Президент пишет генералиссимусу письмо, далекое от всяких иносказаний:
«Вы еще не передали генералу Стилуэлу командование над всеми войсками в Китае в то время, как мы стоим перед угрозой потери критически важного Восточного Китая, что имело бы катастрофические последствия... Передвижение наших войск через Тихий океан происходит быстро. Но это наступление может подоспеть поздно для Китая...».
Беседуя в это время с Рузвельтом в Квебеке, У. Черчилль с удовлетворением пришел к заключению, что президент оставил свои китайские проекты: «Американские иллюзии в отношении Китая рассеялись». [462]

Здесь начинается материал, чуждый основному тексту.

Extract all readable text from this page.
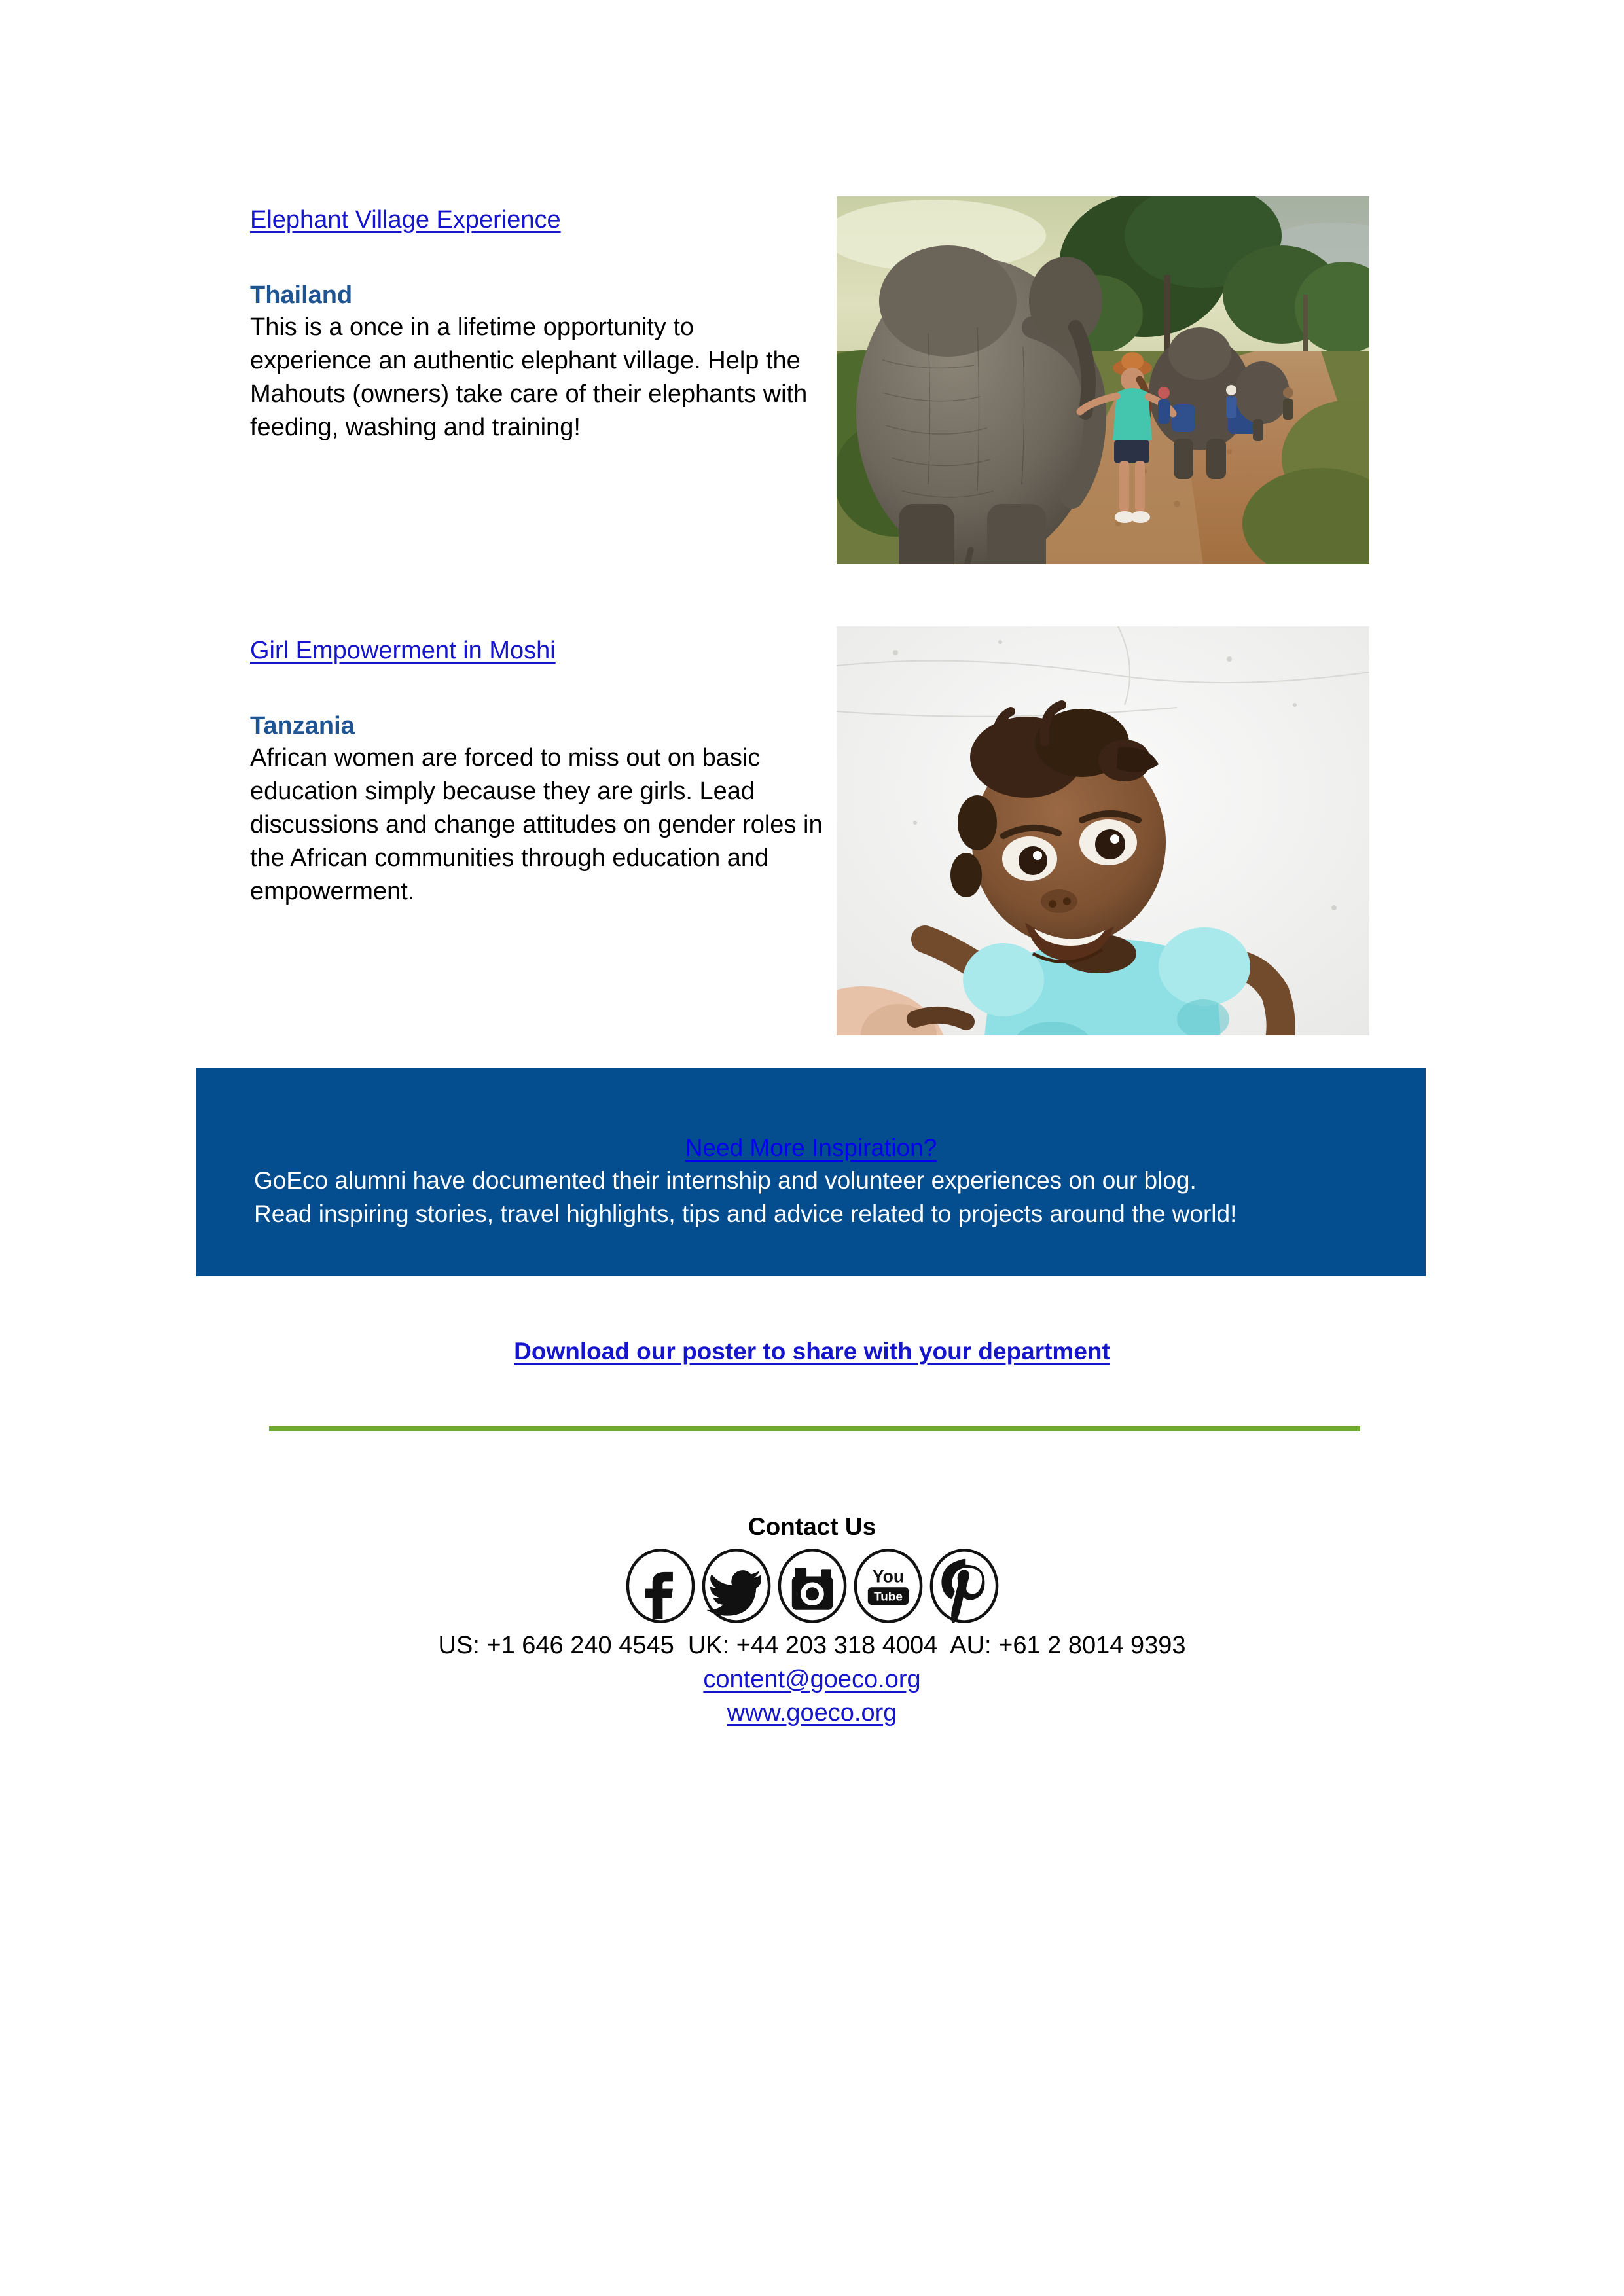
Elephant Village Experience
Thailand
This is a once in a lifetime opportunity to experience an authentic elephant village. Help the Mahouts (owners) take care of their elephants with feeding, washing and training!
Girl Empowerment in Moshi
Tanzania
African women are forced to miss out on basic education simply because they are girls. Lead discussions and change attitudes on gender roles in the African communities through education and empowerment.
Need More Inspiration?
GoEco alumni have documented their internship and volunteer experiences on our blog.
Read inspiring stories, travel highlights, tips and advice related to projects around the world!
Download our poster to share with your department
Contact Us
You
Tube
US: +1 646 240 4545  UK: +44 203 318 4004  AU: +61 2 8014 9393
content@goeco.org
www.goeco.org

Представляется, что президент был уверен в том, что Чан Кайши уступит и передаст все военные полномочия Стилуэлу. Он недооценил волю своего китайского партнера, недооценил силу китайского национализма. Хэрли предлагал отозвать Стилуэла, иначе «в этой противоречивой обстановке вы потеряете Чан Кайши... и, возможно, вы потеряете с ним Китай». Генерала Стилуэла в качестве начальника штаба китайской армии сменил генерал А. Ведемейер. Одновременно Рузвельт увеличил поставку военных материалов националистическому режиму. Вполне очевидно, что Рузвельт руководствовался не военными, а политическими соображениями. В конечном счете ему нужны были не победы над японцами в Восточном Китае, а мощный послевоенный Китай как величайшая дружественная сила в Азии и как один из четырех «мировых полицейских». Помимо прочего, он боялся такой эволюции Китая, когда Чан Кайши оказался бы поверженным в гражданской войне и возникло бы вероятие появления нового Китая, дружественного прежде всего по отношению к Советскому Союзу.

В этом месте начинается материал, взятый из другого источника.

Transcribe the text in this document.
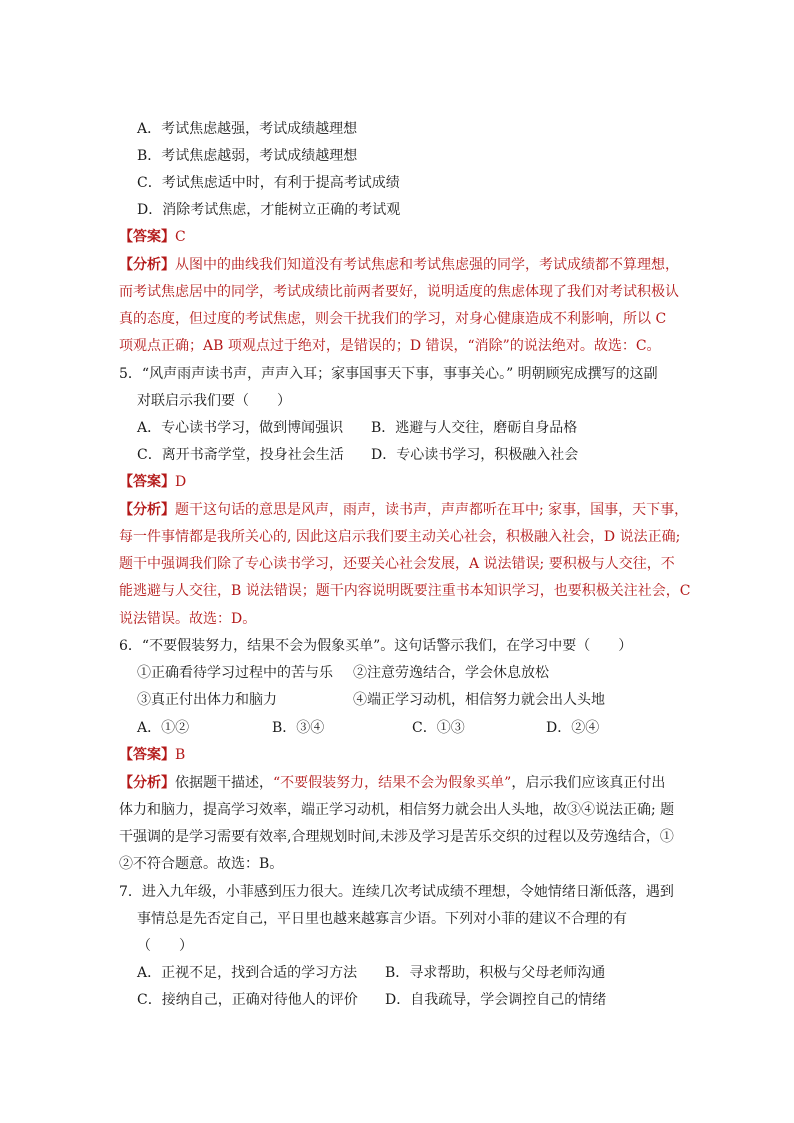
A．考试焦虑越强，考试成绩越理想
B．考试焦虑越弱，考试成绩越理想
C．考试焦虑适中时，有利于提高考试成绩
D．消除考试焦虑，才能树立正确的考试观
【答案】C
【分析】从图中的曲线我们知道没有考试焦虑和考试焦虑强的同学，考试成绩都不算理想，
而考试焦虑居中的同学，考试成绩比前两者要好，说明适度的焦虑体现了我们对考试积极认
真的态度，但过度的考试焦虑，则会干扰我们的学习，对身心健康造成不利影响，所以 C
项观点正确；AB 项观点过于绝对，是错误的；D 错误，“消除”的说法绝对。故选：C。
5．“风声雨声读书声，声声入耳；家事国事天下事，事事关心。” 明朝顾宪成撰写的这副
对联启示我们要（　　）
A．专心读书学习，做到博闻强识 B．逃避与人交往，磨砺自身品格
C．离开书斋学堂，投身社会生活 D．专心读书学习，积极融入社会
【答案】D
【分析】题干这句话的意思是风声，雨声，读书声，声声都听在耳中; 家事，国事，天下事，
每一件事情都是我所关心的, 因此这启示我们要主动关心社会，积极融入社会，D 说法正确;
题干中强调我们除了专心读书学习，还要关心社会发展，A 说法错误; 要积极与人交往，不
能逃避与人交往，B 说法错误；题干内容说明既要注重书本知识学习，也要积极关注社会，C
说法错误。故选：D。
6．“不要假装努力，结果不会为假象买单”。这句话警示我们，在学习中要（　　）
①正确看待学习过程中的苦与乐 ②注意劳逸结合，学会休息放松
③真正付出体力和脑力	④端正学习动机，相信努力就会出人头地
A．①②	B．③④	C．①③	D．②④
【答案】B
【分析】依据题干描述，“不要假装努力，结果不会为假象买单”，启示我们应该真正付出
体力和脑力，提高学习效率，端正学习动机，相信努力就会出人头地，故③④说法正确; 题
干强调的是学习需要有效率,合理规划时间,未涉及学习是苦乐交织的过程以及劳逸结合，①
②不符合题意。故选：B。
7．进入九年级，小菲感到压力很大。连续几次考试成绩不理想，令她情绪日渐低落，遇到
事情总是先否定自己，平日里也越来越寡言少语。下列对小菲的建议不合理的有
（　　）
A．正视不足，找到合适的学习方法 B．寻求帮助，积极与父母老师沟通
C．接纳自己，正确对待他人的评价 D．自我疏导，学会调控自己的情绪
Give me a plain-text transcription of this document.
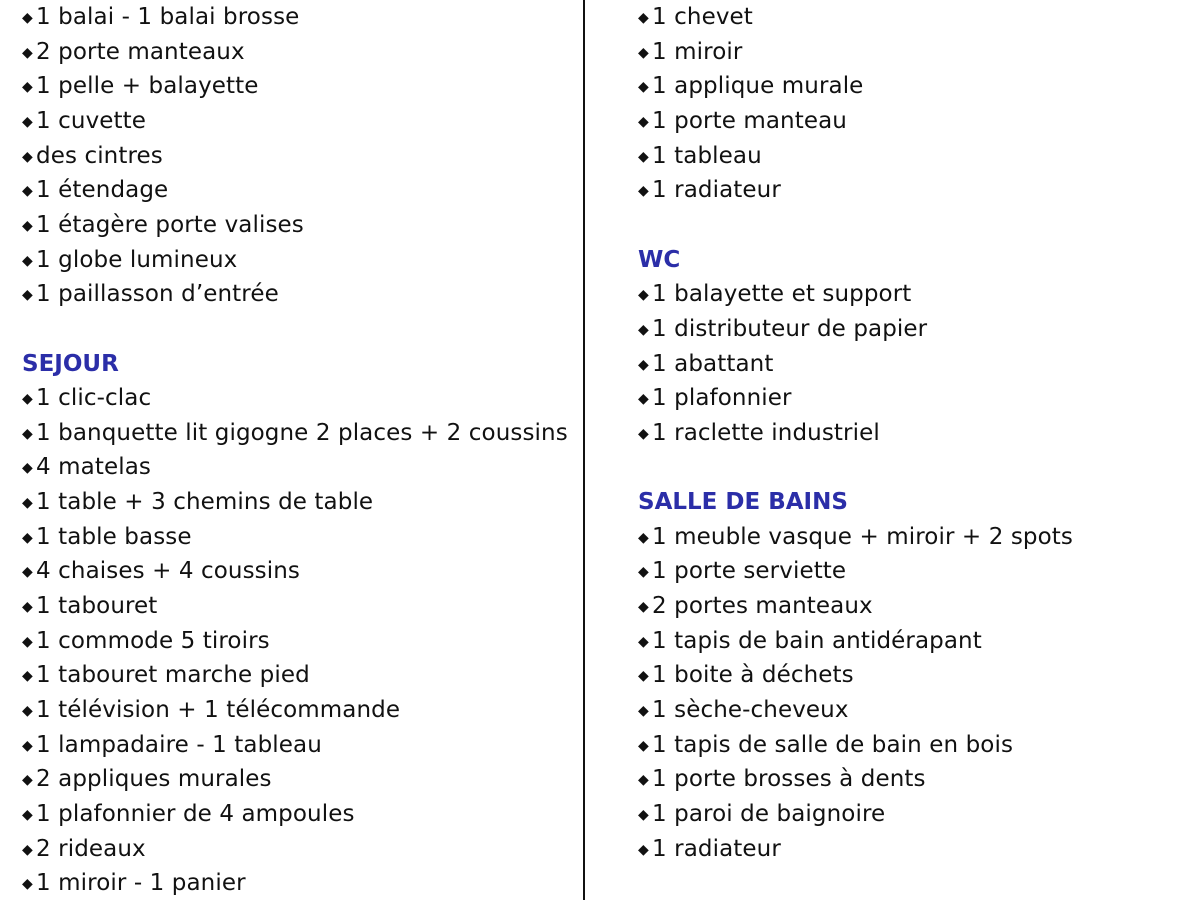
◆ 1 balai - 1 balai brosse
◆ 2 porte manteaux
◆ 1 pelle + balayette
◆ 1 cuvette
◆ des cintres
◆ 1 étendage
◆ 1 étagère porte valises
◆ 1 globe lumineux
◆ 1 paillasson d’entrée
SEJOUR
◆ 1 clic-clac
◆ 1 banquette lit gigogne 2 places + 2 coussins
◆ 4 matelas
◆ 1 table + 3 chemins de table
◆ 1 table basse
◆ 4 chaises + 4 coussins
◆ 1 tabouret
◆ 1 commode 5 tiroirs
◆ 1 tabouret marche pied
◆ 1 télévision + 1 télécommande
◆ 1 lampadaire - 1 tableau
◆ 2 appliques murales
◆ 1 plafonnier de 4 ampoules
◆ 2 rideaux
◆ 1 miroir - 1 panier
◆ 1 chevet
◆ 1 miroir
◆ 1 applique murale
◆ 1 porte manteau
◆ 1 tableau
◆ 1 radiateur
WC
◆ 1 balayette et support
◆ 1 distributeur de papier
◆ 1 abattant
◆ 1 plafonnier
◆ 1 raclette industriel
SALLE DE BAINS
◆ 1 meuble vasque + miroir + 2 spots
◆ 1 porte serviette
◆ 2 portes manteaux
◆ 1 tapis de bain antidérapant
◆ 1 boite à déchets
◆ 1 sèche-cheveux
◆ 1 tapis de salle de bain en bois
◆ 1 porte brosses à dents
◆ 1 paroi de baignoire
◆ 1 radiateur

К концу 1944 года националистический Китай, несомненно, зависел от США, но не было создано взаимоприемлемых форм этой связи. Китайцы отступали, американцы теряли контроль над событиями. В стратегии Рузвельта, предполагавшей «благожелательную опеку» над могучим, контролирующим региональное развитие Китаем, образовалось слабое место. Окончательные результаты, правда, сказались в 1949 году, но уже к концу войны стала ясной шаткость азиатской опоры рузвельтовской стратегии. Генерал Стилуэл полагал, что Рузвельту нужно было оказать более действенное давление на полностью зависящего от американцев Чан Кайши. Стилуэл в это время еще не знал, что посланник президента Хэрли рекомендовал не загонять генералиссимуса в угол, не антагонизировать его. Если Стилуэл думал о нуждах момента, то Рузвельт стремился подготовить почву для прочного союза на долгий период после войны. Но, поощряя Чан Кайши, обещая ему высокое место в мировой иерархии, Рузвельт не сумел настоять на основных буржуазных реформах. Чунцин еще не стал мировой столицей, но уже был столицей коррупции, центром [463] с неэффективной администрацией и небоеспособной армией.
Нужно также добавить, что первоначальная значимость армий Чан Кайши как главной силы, выступающей против Японии с запада, уменьшилась после общения советского руководства начать боевые действия на Дальнем Востоке вскоре после победы над Германией. Теперь можно было рассчитывать на то, что Советский Союз нейтрализует континентальные силы японцев и создаст наилучший плацдарм для высадки на Японских островах. Воздействие данного фактора на Рузвельта стало ощутимым в октябре 1944 года, когда ему сообщили, что ухудшение военной обстановки в Китае происходит так быстро, что даже американский главнокомандующий не смог бы остановить этот процесс. Желание Рузвельта видеть чанкайшистский Китай мировой державой все больше приходило в противоречие с полуфеодальной внутренней структурой чунцинского режима, неспособного мобилизовать силы китайского народа. В данном случае Рузвельт выдавал желаемое за действительное.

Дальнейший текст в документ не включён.